Thanks Davis!
It went very well after I check the number with
"colSums(d$pseudo.alt)*d$samples$norm.factors", the pseudocounts Sum of each
library are very similar to each other as expected.
To follow this point I have another question about the meaning of the above
formula. What does it mean in mathematics or/and biology, if any?

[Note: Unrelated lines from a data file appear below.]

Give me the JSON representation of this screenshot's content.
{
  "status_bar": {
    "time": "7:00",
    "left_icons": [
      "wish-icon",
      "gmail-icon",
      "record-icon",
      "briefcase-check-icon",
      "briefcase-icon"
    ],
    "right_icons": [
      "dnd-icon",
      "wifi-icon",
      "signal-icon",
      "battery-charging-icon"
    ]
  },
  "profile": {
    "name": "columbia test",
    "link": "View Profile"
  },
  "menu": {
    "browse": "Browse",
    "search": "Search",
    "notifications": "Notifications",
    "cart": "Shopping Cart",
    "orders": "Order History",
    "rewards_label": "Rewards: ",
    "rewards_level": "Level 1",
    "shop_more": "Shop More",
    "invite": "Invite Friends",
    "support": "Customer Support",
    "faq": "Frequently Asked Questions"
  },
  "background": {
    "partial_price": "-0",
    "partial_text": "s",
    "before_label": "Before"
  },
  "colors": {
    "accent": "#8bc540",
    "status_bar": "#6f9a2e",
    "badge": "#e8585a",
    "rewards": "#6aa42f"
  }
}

If I call the pseudo-counts (from d$pseudo.alt) as the
library-size-adjusted-counts (right ?), can I call the new number
"d$pseudo.alt*d$samples$norm.factors" as normalized-counts? The calculation of
pseudocounts is explained in the User's Guide, but not this one, except one
sentence that might be related in the man page of calcNormFactors(): "For
symmetry, normalization factors are adjusted to multiply to 1". I do not feel
very clear with it.
The reason I want to get this "normalized number" is to compare the relative
expression level of each gene across the conditions. I am somehow confused with
the difference between the library size adjustment and the normalization (This
is mentioned on page 3 of the user's guide), when I was trying to convince my
colleague the pseudo-counts of a gene should be used to compare the relative
expression level, but this formula integrates both library size and the
normalization factor, which seems somehow redundant, am I right?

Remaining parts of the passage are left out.